Bitcoin não pode se defender contra elos fracos

Apesar de toda a discussão sobre descentralização do Bitcoin, sua infraestrutura no mundo real continua profundamente centralizada. Plataformas de nuvem, pools de mineração e redes de validadores representam pontos únicos de vulnerabilidade que adversários com capacidade quântica poderiam explorar. Se um único provedor de nuvem que hospeda centenas de nós completos for comprometido, os danos podem se espalhar por toda a rede, independentemente do quanto o protocolo se declare descentralizado.

“A descentralização é ótima no papel, mas se todo mundo estiver roteando por meio das mesmas poucas estruturas ou confiando em um punhado de APIs de terceiros, o jogo já está perdido.”

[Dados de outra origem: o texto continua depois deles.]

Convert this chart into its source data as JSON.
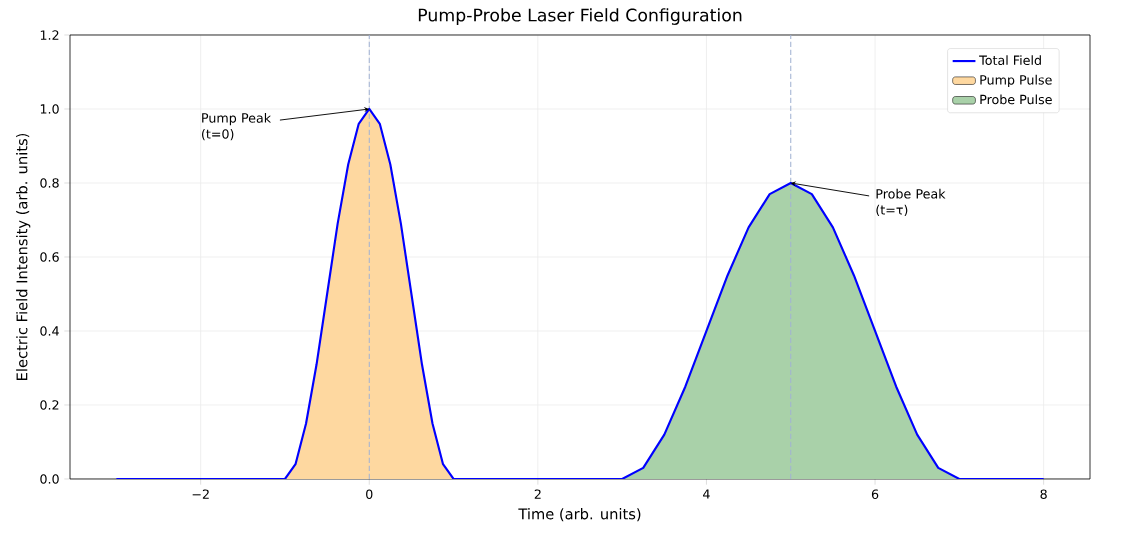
{
  "chart_data": {
    "type": "line",
    "title": "Pump-Probe Laser Field Configuration",
    "xlabel": "Time (arb. units)",
    "ylabel": "Electric Field Intensity (arb. units)",
    "series": [
      {
        "name": "Total Field",
        "color": "#0000ff",
        "x": [
          -3,
          -1,
          -0.875,
          -0.75,
          -0.625,
          -0.5,
          -0.375,
          -0.25,
          -0.125,
          0,
          0.125,
          0.25,
          0.375,
          0.5,
          0.625,
          0.75,
          0.875,
          1,
          3,
          3.25,
          3.5,
          3.75,
          4,
          4.25,
          4.5,
          4.75,
          5,
          5.25,
          5.5,
          5.75,
          6,
          6.25,
          6.5,
          6.75,
          7,
          8
        ],
        "values": [
          0,
          0,
          0.04,
          0.15,
          0.31,
          0.5,
          0.69,
          0.85,
          0.96,
          1,
          0.96,
          0.85,
          0.69,
          0.5,
          0.31,
          0.15,
          0.04,
          0,
          0,
          0.03,
          0.12,
          0.25,
          0.4,
          0.55,
          0.68,
          0.77,
          0.8,
          0.77,
          0.68,
          0.55,
          0.4,
          0.25,
          0.12,
          0.03,
          0,
          0
        ]
      },
      {
        "name": "Pump Pulse",
        "type": "area",
        "color": "#fed8a0",
        "x": [
          -1,
          -0.875,
          -0.75,
          -0.625,
          -0.5,
          -0.375,
          -0.25,
          -0.125,
          0,
          0.125,
          0.25,
          0.375,
          0.5,
          0.625,
          0.75,
          0.875,
          1
        ],
        "values": [
          0,
          0.04,
          0.15,
          0.31,
          0.5,
          0.69,
          0.85,
          0.96,
          1,
          0.96,
          0.85,
          0.69,
          0.5,
          0.31,
          0.15,
          0.04,
          0
        ]
      },
      {
        "name": "Probe Pulse",
        "type": "area",
        "color": "#a9d1a9",
        "x": [
          3,
          3.25,
          3.5,
          3.75,
          4,
          4.25,
          4.5,
          4.75,
          5,
          5.25,
          5.5,
          5.75,
          6,
          6.25,
          6.5,
          6.75,
          7
        ],
        "values": [
          0,
          0.03,
          0.12,
          0.25,
          0.4,
          0.55,
          0.68,
          0.77,
          0.8,
          0.77,
          0.68,
          0.55,
          0.4,
          0.25,
          0.12,
          0.03,
          0
        ]
      }
    ],
    "xlim": [
      -3.55,
      8.55
    ],
    "ylim": [
      0,
      1.2
    ],
    "xticks": [
      {
        "value": -2,
        "label": "−2"
      },
      0,
      2,
      4,
      6,
      8
    ],
    "yticks": [
      {
        "value": 0,
        "label": "0.0"
      },
      {
        "value": 0.2,
        "label": "0.2"
      },
      {
        "value": 0.4,
        "label": "0.4"
      },
      {
        "value": 0.6,
        "label": "0.6"
      },
      {
        "value": 0.8,
        "label": "0.8"
      },
      {
        "value": 1,
        "label": "1.0"
      },
      {
        "value": 1.2,
        "label": "1.2"
      }
    ],
    "ref_lines": [
      {
        "axis": "x",
        "value": 0,
        "color": "#a3b3d3",
        "line_style": "dashed"
      },
      {
        "axis": "x",
        "value": 5,
        "color": "#a3b3d3",
        "line_style": "dashed"
      }
    ],
    "annotations": [
      {
        "text": "Pump Peak (t=0)",
        "x": 0,
        "y": 1
      },
      {
        "text": "Probe Peak (t=τ)",
        "x": 5,
        "y": 0.8
      }
    ],
    "grid": true,
    "legend": "top right"
  }
}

A ameaça quântica pode explorar os pontos cegos dos sistemas ao redor: infraestrutura centralizada, tecnologia obsoleta e pressupostos de confiança.

Alguns projetos já estão se preparando. O Naoris, de Carvalho, por exemplo, se baseia em estruturas de segurança nacional para construir sistemas descentralizados voltados para um mundo pós-quântico. Outros estão desenvolvendo rollups resistentes à computação quântica, novos formatos de chaves e atualizações de protocolo por meio de Propostas de Melhoria do Bitcoin (BIPs), ou aproveitando tecnologias intrinsecamente seguras, como os STARKs da StarkWare.

A ameaça se aproxima, mas a resposta também está crescendo. Resta saber se o ecossistema cripto vai agir antes que seja tarde demais.